Kann ich mich anschließen. Ich hab auch das 750D und es ist wirklich stabil. Selbst wenn ich mich mit meinen (zarten  ) 80 Kilo auf das Gehäuse setzte passiert nichts, nur ist mir ein Hebel  beim HDD-Käfig abgebrochen, was wirklich schade ist.


----------



## ricoroci (10. September 2015)

Bullshit!
Hier steht auch ein 750D und das ist wirklich SEHR stabil.
Hat Dinge mitgemacht, die ein Gehäuse niemals erleben sollte!


----------



## Bluebeard (11. September 2015)

Vielen Dank für euer positives Feedback.

@Skurax - Nen Ersatzschlitten schicken wir dir gerne zu.
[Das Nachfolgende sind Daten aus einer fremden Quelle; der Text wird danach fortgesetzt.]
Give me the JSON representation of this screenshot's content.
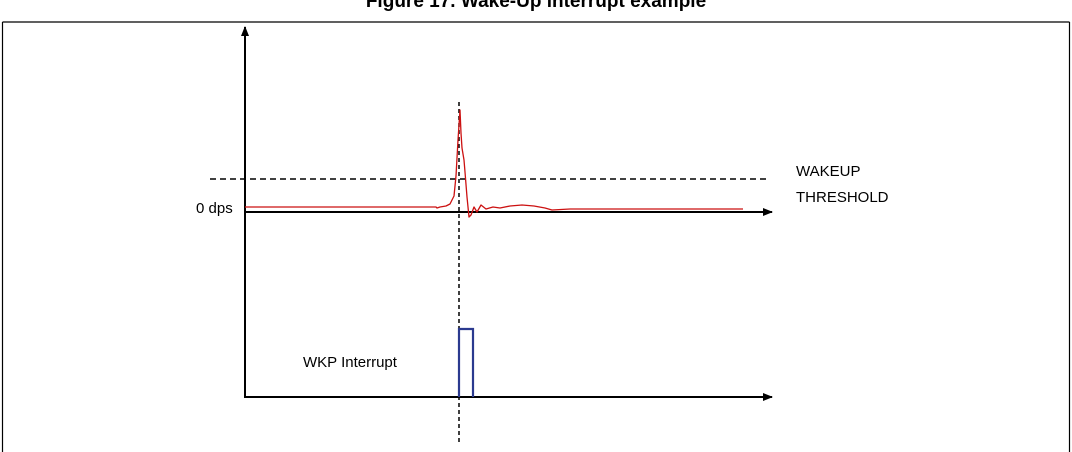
{
  "figure": {
    "title": "Figure 17. Wake-Up interrupt example",
    "labels": {
      "zero_level": "0 dps",
      "threshold_line1": "WAKEUP",
      "threshold_line2": "THRESHOLD",
      "interrupt": "WKP Interrupt"
    },
    "colors": {
      "signal": "#cc1111",
      "interrupt_pulse": "#2b3a8f",
      "axes": "#000000",
      "frame": "#000000"
    }
  }
}
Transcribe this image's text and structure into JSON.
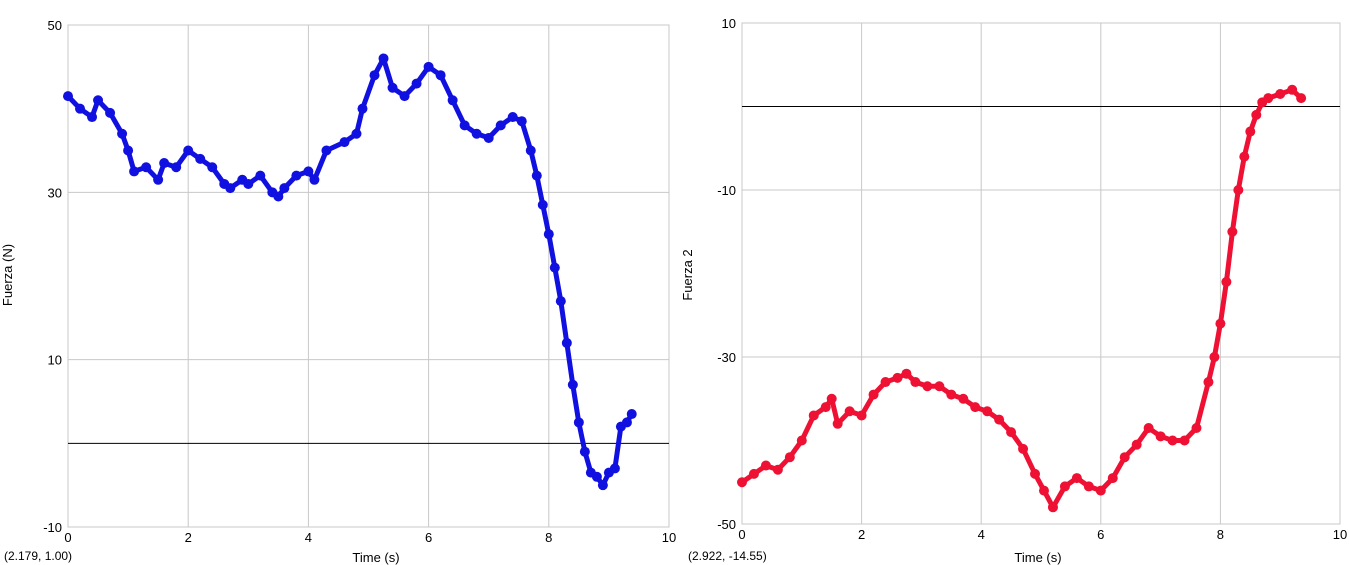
{
  "chart_data": [
    {
      "type": "scatter",
      "xlabel": "Time (s)",
      "ylabel": "Fuerza (N)",
      "xlim": [
        0,
        10
      ],
      "ylim": [
        -10,
        50
      ],
      "x_ticks": [
        "0",
        "2",
        "4",
        "6",
        "8",
        "10"
      ],
      "y_ticks": [
        "-10",
        "10",
        "30",
        "50"
      ],
      "grid": true,
      "color": "#1010e0",
      "readout": "(2.179, 1.00)",
      "series": [
        {
          "x": [
            0,
            0.2,
            0.4,
            0.5,
            0.7,
            0.9,
            1.0,
            1.1,
            1.3,
            1.5,
            1.6,
            1.8,
            2.0,
            2.2,
            2.4,
            2.6,
            2.7,
            2.9,
            3.0,
            3.2,
            3.4,
            3.5,
            3.6,
            3.8,
            4.0,
            4.1,
            4.3,
            4.6,
            4.8,
            4.9,
            5.1,
            5.25,
            5.4,
            5.6,
            5.8,
            6.0,
            6.2,
            6.4,
            6.6,
            6.8,
            7.0,
            7.2,
            7.4,
            7.55,
            7.7,
            7.8,
            7.9,
            8.0,
            8.1,
            8.2,
            8.3,
            8.4,
            8.5,
            8.6,
            8.7,
            8.8,
            8.9,
            9.0,
            9.1,
            9.2,
            9.3,
            9.38
          ],
          "y": [
            41.5,
            40,
            39,
            41,
            39.5,
            37,
            35,
            32.5,
            33,
            31.5,
            33.5,
            33,
            35,
            34,
            33,
            31,
            30.5,
            31.5,
            31,
            32,
            30,
            29.5,
            30.5,
            32,
            32.5,
            31.5,
            35,
            36,
            37,
            40,
            44,
            46,
            42.5,
            41.5,
            43,
            45,
            44,
            41,
            38,
            37,
            36.5,
            38,
            39,
            38.5,
            35,
            32,
            28.5,
            25,
            21,
            17,
            12,
            7,
            2.5,
            -1,
            -3.5,
            -4,
            -5,
            -3.5,
            -3,
            2,
            2.5,
            3.5
          ]
        }
      ]
    },
    {
      "type": "scatter",
      "xlabel": "Time (s)",
      "ylabel": "Fuerza 2",
      "xlim": [
        0,
        10
      ],
      "ylim": [
        -50,
        10
      ],
      "x_ticks": [
        "0",
        "2",
        "4",
        "6",
        "8",
        "10"
      ],
      "y_ticks": [
        "-50",
        "-30",
        "-10",
        "10"
      ],
      "grid": true,
      "color": "#ee1133",
      "readout": "(2.922, -14.55)",
      "series": [
        {
          "x": [
            0,
            0.2,
            0.4,
            0.6,
            0.8,
            1.0,
            1.2,
            1.4,
            1.5,
            1.6,
            1.8,
            2.0,
            2.2,
            2.4,
            2.6,
            2.75,
            2.9,
            3.1,
            3.3,
            3.5,
            3.7,
            3.9,
            4.1,
            4.3,
            4.5,
            4.7,
            4.9,
            5.05,
            5.2,
            5.4,
            5.6,
            5.8,
            6.0,
            6.2,
            6.4,
            6.6,
            6.8,
            7.0,
            7.2,
            7.4,
            7.6,
            7.8,
            7.9,
            8.0,
            8.1,
            8.2,
            8.3,
            8.4,
            8.5,
            8.6,
            8.7,
            8.8,
            9.0,
            9.2,
            9.35
          ],
          "y": [
            -45,
            -44,
            -43,
            -43.5,
            -42,
            -40,
            -37,
            -36,
            -35,
            -38,
            -36.5,
            -37,
            -34.5,
            -33,
            -32.5,
            -32,
            -33,
            -33.5,
            -33.5,
            -34.5,
            -35,
            -36,
            -36.5,
            -37.5,
            -39,
            -41,
            -44,
            -46,
            -48,
            -45.5,
            -44.5,
            -45.5,
            -46,
            -44.5,
            -42,
            -40.5,
            -38.5,
            -39.5,
            -40,
            -40,
            -38.5,
            -33,
            -30,
            -26,
            -21,
            -15,
            -10,
            -6,
            -3,
            -1,
            0.5,
            1,
            1.5,
            2,
            1
          ]
        }
      ]
    }
  ]
}
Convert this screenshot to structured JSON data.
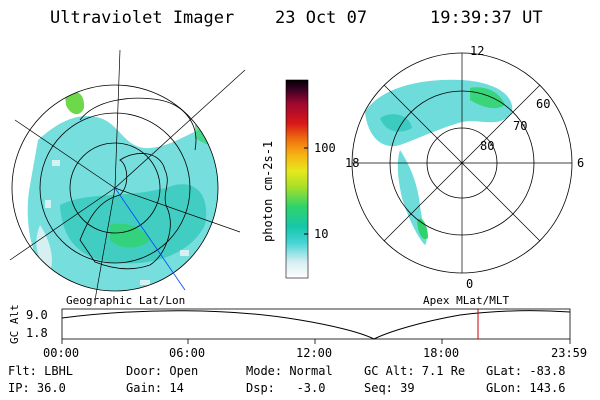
{
  "header": {
    "instrument": "Ultraviolet Imager",
    "date": "23 Oct 07",
    "time": "19:39:37 UT"
  },
  "colorbar": {
    "unit_label": "photon cm-2s-1",
    "ticks": [
      "100",
      "10"
    ]
  },
  "left_map": {
    "title": "Geographic Lat/Lon"
  },
  "right_map": {
    "title": "Apex MLat/MLT",
    "mlt_labels": [
      "12",
      "18",
      "6",
      "0"
    ],
    "lat_labels": [
      "60",
      "70",
      "80"
    ]
  },
  "altitude_plot": {
    "ylabel": "GC Alt",
    "ytick_top": "9.0",
    "ytick_bottom": "1.8",
    "xticks": [
      "00:00",
      "06:00",
      "12:00",
      "18:00",
      "23:59"
    ]
  },
  "status": {
    "flt": "Flt: LBHL",
    "ip": "IP: 36.0",
    "door": "Door: Open",
    "gain": "Gain: 14",
    "mode": "Mode: Normal",
    "dsp": "Dsp:   -3.0",
    "gcalt": "GC Alt: 7.1 Re",
    "seq": "Seq: 39",
    "glat": "GLat: -83.8",
    "glon": "GLon: 143.6"
  }
}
Mach einfach eine Anfrage im Kundenportal auf!


----------



## Skurax (11. September 2015)

Bluebeard schrieb:


> @Skurax - Nen Ersatzschlitten schicken wir dir gerne zu. Mach einfach eine Anfrage im Kundenportal auf!



Vielen Dank für das Angebot aber ich werde bald komplett auf ssds umsteigen, daher werde ich den HDD-Käfig nicht mehr brauchen.


----------



## Bluebeard (11. September 2015)

Diese Entscheidung kann ich voll und ganz unterstützen!


----------